Among the local delegates at last week’s Democratic National Convention to officially nominate Joe Biden and Kamala Harris as the party’s 2020 presidential ticket were two young Jewish delegates: Abby Kingsley, a Duke University student studying labor law, and Nick Gaines, who works in the office of state Sen. Henry Stern (D-Canoga Park). They spoke separately with the Journal about the highlights and disappointments of their virtual DNC experience. 

“The primary responsibility is to vote for the candidate and represent the candidate that you pledged to vote for during the roll call, and then also to vote to confirm or deny the party platform,” said Kingsley, a registered delegate for Sen. Elizabeth Warren (D-Mass.). 

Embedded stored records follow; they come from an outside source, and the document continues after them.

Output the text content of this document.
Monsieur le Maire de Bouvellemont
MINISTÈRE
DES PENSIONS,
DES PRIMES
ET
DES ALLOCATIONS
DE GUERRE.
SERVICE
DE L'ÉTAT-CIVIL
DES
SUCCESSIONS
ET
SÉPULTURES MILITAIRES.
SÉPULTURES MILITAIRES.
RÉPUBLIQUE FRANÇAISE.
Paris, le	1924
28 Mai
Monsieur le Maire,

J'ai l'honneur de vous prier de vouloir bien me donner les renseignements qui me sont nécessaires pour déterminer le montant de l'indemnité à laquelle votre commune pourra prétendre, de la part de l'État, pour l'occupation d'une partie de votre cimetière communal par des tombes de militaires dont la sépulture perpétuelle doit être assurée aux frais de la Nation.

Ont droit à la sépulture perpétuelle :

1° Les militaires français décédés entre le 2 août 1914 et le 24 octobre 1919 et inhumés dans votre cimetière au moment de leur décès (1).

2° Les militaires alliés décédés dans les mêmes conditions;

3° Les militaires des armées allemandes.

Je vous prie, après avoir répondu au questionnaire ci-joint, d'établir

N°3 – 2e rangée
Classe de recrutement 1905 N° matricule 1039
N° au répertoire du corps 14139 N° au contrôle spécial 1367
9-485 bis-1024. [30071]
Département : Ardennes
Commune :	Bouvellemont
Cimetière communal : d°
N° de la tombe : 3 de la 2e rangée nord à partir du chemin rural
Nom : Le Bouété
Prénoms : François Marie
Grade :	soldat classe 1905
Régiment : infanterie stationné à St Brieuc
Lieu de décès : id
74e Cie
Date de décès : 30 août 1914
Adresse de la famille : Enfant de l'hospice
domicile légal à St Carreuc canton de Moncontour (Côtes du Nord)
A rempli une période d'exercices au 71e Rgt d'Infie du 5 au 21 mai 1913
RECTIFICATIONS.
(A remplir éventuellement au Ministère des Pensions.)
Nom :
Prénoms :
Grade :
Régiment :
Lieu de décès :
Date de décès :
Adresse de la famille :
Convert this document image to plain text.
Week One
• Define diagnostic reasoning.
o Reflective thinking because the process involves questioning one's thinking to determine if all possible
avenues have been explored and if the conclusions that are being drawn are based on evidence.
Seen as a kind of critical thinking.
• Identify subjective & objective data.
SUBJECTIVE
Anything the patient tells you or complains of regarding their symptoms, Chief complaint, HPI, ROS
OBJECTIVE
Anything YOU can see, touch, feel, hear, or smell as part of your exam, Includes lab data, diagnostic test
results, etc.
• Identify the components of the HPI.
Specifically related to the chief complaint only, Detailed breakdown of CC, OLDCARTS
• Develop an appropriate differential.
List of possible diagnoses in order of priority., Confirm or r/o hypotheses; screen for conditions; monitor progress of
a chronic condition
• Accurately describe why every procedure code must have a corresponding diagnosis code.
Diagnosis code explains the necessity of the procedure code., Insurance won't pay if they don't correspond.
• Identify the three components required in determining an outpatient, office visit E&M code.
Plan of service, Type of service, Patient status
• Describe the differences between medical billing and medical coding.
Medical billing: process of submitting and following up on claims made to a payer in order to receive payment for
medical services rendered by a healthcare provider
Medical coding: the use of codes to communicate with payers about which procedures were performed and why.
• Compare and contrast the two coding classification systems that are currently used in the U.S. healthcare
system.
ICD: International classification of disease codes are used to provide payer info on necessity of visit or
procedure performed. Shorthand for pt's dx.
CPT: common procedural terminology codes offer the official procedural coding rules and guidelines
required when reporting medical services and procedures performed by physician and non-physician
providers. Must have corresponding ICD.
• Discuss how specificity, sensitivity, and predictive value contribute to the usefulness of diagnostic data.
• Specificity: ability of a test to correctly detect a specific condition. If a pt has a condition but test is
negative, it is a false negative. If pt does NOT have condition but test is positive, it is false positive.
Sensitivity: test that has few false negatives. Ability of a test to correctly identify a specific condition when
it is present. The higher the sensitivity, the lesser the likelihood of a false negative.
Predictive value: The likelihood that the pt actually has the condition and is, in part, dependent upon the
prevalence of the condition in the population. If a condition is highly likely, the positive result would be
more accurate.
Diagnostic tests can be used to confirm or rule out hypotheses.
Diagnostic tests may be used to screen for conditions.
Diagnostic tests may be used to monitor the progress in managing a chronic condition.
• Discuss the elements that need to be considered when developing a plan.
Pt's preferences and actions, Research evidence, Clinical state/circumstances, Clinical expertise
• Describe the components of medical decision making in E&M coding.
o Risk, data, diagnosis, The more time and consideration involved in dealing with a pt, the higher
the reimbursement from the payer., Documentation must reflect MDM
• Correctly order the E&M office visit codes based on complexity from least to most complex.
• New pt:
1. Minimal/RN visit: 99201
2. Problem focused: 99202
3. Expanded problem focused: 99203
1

Each state receives a certain number of pledged delegates, selected at the state/local level with the understanding they will support a particular candidate. If their candidate drops out, the delegate is free to vote for another candidate. Candidates must win a majority of combined delegate votes at the DNC to secure the nomination. Kingsley voted for Biden to honor her pledge of support to Warren, “because Elizabeth Warren has been such a forceful advocate for him.” 

Gaines was a delegate for Sen. Bernie Sanders (I-Vt.) but plans to vote for Biden in November. “We still need a mass movement that is going to advocate for a progressive vision for this country and, not but, we need to elect Joe Biden as the next president of the United States and Kamala Harris as the next vice president,” Gaines said.

A primary responsibility for delegates is to be among the Democratic Party’s most engaged representatives, said Kingsley, also a fellow for the Jewish Democratic Council of America, doing volunteer recruitment in key swing states.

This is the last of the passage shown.